Has Lindsey Graham’s Lead Really Evaporated?

Two new polls show Jaime Harrison reclaiming the edge …

A pair of “mainstream” polls recently showed U.S. senator Lindsey Graham leading his Democratic rival Jaime Harrison by six percentage points in a surprisingly competitive battle for one of South Carolina’s two seats in the United States Senate.

Now, one of those polls contends that Graham’s lead has “evaporated.”

According to the latest polling from Morning Consult, Graham now trails Harrison by two percentage points – with the Democrat drawing the support of 47 percent of respondents compared to 45 percent who said they supported Graham.

According to Morning Consult’s senior reporter Eli Yokley, this eight-percentage point swing was “the most dramatic movement” seen in any U.S. Senate race in the nation.

It also raises questions as to whether Graham is benefiting as much as expected from his starring (albeit hypocritical) role in the pending confirmation of U.S. supreme court nominee Amy Coney Barrett.

Conventional wisdom holds that Graham’s high-profile backing of U.S. president Donald Trump’s choice to replace liberal icon Ruth Bader Ginsburg is a huge net positive for him in the Palmetto State – an opportunity to remind conservative voters of his fiery defense of Trump’s last supreme court choice.

Why is that important? Because Graham has struggled to maintain support from conservatives owing to his weather vane approach to politics.

The Morning Consult survey was conducted between October 11-20, 2020. Of interest? This same poll showed Trump leading Democratic presidential nominee Joe Biden in South Carolina by a 51 percent to 45 percent margin.

Another recent survey (.pdf) conducted by liberal strategist Cornell Belcher showed a similar dynamic – with Harrison drawing 47 percent support compared to 45 percent for Graham. That poll was conducted between October 11-16, 2020.

Of interest? Neither survey appeared to offer Constitution party candidate Bill Bledsoe as an option to voters – although Belcher’s polling memo noted that South Carolina “has a long history of protest voting” and Bledsoe’s name “is still the first name on the ballot.”

Why is this important? Because both Harrison’s campaign and the third-party groups supporting it have made Bledsoe’s candidacy a focus … hoping to get disaffected conservative voters to cast their votes for him instead of Graham.

Could this strategy be driving down Graham’s support at a pivotal moment in the race?

It’s possible …

Harrison has the ability to drive a multitude of messages over the final two weeks of the race. How come? Because his campaign has rewritten the record books in terms of fundraising, bringing in an astronomical $57 million from July to September. That haul shattered the previous quarterly record of $38 million set by Beto O’Rourke in his unsuccessful 2018 campaign against U.S. senator Ted Cruz of Texas.
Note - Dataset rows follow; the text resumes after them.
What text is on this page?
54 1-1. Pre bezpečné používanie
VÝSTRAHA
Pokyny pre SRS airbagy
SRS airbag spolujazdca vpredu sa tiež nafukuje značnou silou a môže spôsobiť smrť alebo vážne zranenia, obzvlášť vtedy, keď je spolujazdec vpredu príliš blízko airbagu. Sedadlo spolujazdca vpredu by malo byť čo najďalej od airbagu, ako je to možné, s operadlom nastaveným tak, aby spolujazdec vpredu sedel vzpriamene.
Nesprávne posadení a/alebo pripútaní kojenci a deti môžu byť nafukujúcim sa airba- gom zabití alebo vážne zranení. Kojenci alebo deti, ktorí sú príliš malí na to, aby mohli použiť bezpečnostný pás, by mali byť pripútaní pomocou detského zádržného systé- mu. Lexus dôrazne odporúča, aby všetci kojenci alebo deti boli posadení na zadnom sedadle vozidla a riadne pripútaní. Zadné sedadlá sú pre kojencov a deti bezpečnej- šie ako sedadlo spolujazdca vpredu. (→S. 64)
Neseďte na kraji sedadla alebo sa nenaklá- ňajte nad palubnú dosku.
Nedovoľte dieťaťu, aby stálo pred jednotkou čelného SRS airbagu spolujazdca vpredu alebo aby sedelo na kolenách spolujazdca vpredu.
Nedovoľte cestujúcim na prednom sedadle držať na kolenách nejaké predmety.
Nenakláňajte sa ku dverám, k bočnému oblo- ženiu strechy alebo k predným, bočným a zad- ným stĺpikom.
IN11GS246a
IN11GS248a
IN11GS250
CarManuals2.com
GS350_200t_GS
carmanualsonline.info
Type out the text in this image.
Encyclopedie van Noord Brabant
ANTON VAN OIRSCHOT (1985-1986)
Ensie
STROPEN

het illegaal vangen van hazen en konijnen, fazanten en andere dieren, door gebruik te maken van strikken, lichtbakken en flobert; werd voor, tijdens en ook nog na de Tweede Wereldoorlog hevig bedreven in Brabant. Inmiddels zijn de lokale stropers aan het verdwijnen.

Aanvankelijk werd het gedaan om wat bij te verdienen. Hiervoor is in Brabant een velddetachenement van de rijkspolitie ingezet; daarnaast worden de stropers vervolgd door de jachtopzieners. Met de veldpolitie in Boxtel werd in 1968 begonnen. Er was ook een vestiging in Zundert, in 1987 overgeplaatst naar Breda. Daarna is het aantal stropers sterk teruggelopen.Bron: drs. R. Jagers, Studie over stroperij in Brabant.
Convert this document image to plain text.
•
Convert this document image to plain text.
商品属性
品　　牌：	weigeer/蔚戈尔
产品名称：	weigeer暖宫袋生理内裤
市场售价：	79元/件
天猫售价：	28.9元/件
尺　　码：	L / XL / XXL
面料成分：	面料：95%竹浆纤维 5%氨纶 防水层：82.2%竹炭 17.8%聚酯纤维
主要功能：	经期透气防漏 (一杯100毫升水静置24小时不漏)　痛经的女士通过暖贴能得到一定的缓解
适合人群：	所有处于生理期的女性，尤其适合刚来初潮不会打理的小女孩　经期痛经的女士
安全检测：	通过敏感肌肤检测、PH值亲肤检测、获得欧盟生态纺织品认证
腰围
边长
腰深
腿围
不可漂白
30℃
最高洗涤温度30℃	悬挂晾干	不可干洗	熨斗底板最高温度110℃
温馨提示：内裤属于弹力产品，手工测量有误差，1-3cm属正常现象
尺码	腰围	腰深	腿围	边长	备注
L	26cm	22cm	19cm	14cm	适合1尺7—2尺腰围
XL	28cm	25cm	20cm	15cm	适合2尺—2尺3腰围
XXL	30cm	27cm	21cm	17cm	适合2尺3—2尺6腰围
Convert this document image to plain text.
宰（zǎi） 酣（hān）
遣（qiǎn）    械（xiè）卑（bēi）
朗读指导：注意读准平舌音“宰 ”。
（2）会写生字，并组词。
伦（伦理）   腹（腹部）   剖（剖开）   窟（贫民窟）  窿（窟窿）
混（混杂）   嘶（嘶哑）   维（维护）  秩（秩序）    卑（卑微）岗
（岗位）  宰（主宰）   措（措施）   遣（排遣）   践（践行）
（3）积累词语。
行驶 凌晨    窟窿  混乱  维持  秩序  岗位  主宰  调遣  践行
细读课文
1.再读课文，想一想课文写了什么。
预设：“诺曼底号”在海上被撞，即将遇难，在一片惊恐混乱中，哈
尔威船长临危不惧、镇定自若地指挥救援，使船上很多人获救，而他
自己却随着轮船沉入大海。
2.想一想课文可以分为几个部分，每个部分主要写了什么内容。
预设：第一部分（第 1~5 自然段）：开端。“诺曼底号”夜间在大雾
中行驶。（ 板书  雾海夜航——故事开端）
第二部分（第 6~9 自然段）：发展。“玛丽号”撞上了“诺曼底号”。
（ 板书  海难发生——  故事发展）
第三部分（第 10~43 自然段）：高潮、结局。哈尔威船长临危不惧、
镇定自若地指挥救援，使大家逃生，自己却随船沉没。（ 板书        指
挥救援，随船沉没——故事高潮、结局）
Will it be enough? We shall see …

Once again, no Democrat has won a U.S. Senate race in South Carolina this millennium. The last to do it? The late Fritz Hollings, who defeated GOP congressman Bob Inglis in 1998. Furthermore, no Democrat has won a statewide election in South Carolina since 2006 – when Jim Rex defeated Karen Floyd in the race for state superintendent of education.